My favorite breakfast place is not around the corner, but an hour away from Seattle’s Pioneer Square–if I catch the right ferry–on Whidbey Island. It’s a must-stop for those infrequently sunny weekends, along with the West Coast’s most scenic off-leash dog areas at Double Bluff Beach. Cafe in the Woods is part of Mukilteo Coffee Roasters, which is not in Mukilteo, but rather close to quaint, arty Langley. It is very hard to find, but that’s part of the appeal. In terms of breakfast, I favor anticipation. My side-kick, Leslie, gets hypoglycemic easily. So timing is crucial. Miss the ferry, and she’s liable to gnaw my forearm. (Clarifying point: Leslie is my human companion. Gus is my canine companion. He never gnaws my forearm.)
In addition to serving soulfully delicious coffee–you can sample single estate beans grown organically and sold at fair trade–breakfasts feature local, organic produce and eggs. I’m partial to the Huevos Rancheros. Leslie swears by the Farmer’s Scramble and Carrot Hash. (That’s right, you can get Carrot Hash in Washington State. It’s legal here.) One of my favorite brews is the Happy Hippy. The soothing tones of Cat Stevens and the somewhat soothing tones of Bob Dylan often waft down from the speakers. Birkenstocks are de rigeur. Like Gortex.

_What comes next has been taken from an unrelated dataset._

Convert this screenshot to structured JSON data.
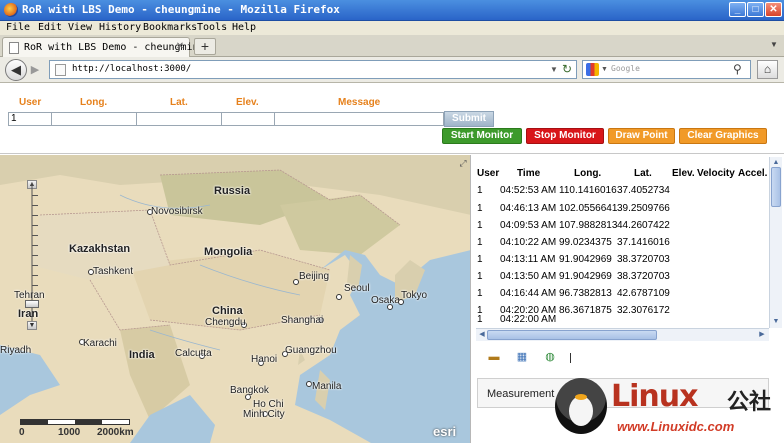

They have a large, accessible bathroom, which is wonderful, but, alas, no grab bars. It is a challenge. I’ve become accustomed to challenges. I sometimes relish a challenge. But rarely in a bathroom. Rather than suffering in silence, I mentioned this oversight to the manager, along with a quick explanation of my consulting services. Manager Jan assured me she wanted to make the place as accommodating and welcoming as possible. At the time, the cafe was busy, so I emailed her information on options and placement.
Gentle readers, potential clients, loyal family members, this was a big step for me, metaphorically speaking. My chronic illness has shaped me into an advocate, but I still hesitate to make my needs known. I was born and bred outside Boston. <Insert accent here.> That means that I have a well-developed stiff upper lip. I once dragged myself from my car to my house when I re-injured a previously-torn ACL. No one would have been the wiser if Leslie hadn’t spotted the grass stains on the back of my khakis. Knowing that I speak for others helps me brave my hesitancy. I prize authenticity. I don’t have my pitch perfected. My voice is deeper than anyone I know, except my father. And I speak rather slowly. Plus there is a definite chance that people just don’t give a hoot if I can’t maneuver around their store or restaurant or hotel or park or bank or airport or museum. It can make for a perfect storm of indecision. I’ve learned to conquer that inner reticence and lean into my own discomfort.
I am thrilled to report that the ensuing exchange was easy, speedy, and positive. Manager Jan was open and curious; I was open and helpful. Our connection will quickly remedy the situation. Now they see themselves as a more inclusive business, one that meets the needs of people with mobility impairments. And as soon as my friend, Miguel, creates those We Will Find a Way stickers for me, they’ll have my official seal of approval. That’s my next move. I want a symbol to signal that folks like me can get their needs met. And I want to reward forward-thinking business owners who know that true customer service means service to all.
Randy
I just read your post sitting in my B&B room here in Langley! My first time here. I’ll try to find your hidden gem during our stay here. A wheeler-friendly place deserves my patronage. Thanks for the tip! Karen
Excellent article, Randy. And a good reminder that it feels good to find our voices and that others often appreciate our perspective, once shared, too.
Thanks for the kind words, Lisa. I think my “voice” was born of frustration. There’s only so many times that I can bite my tongue (without drawing blood). I draw strength from my community. And I’ve learned from advocates like Karen that the more articulate I am, the more I can create the change I want to see.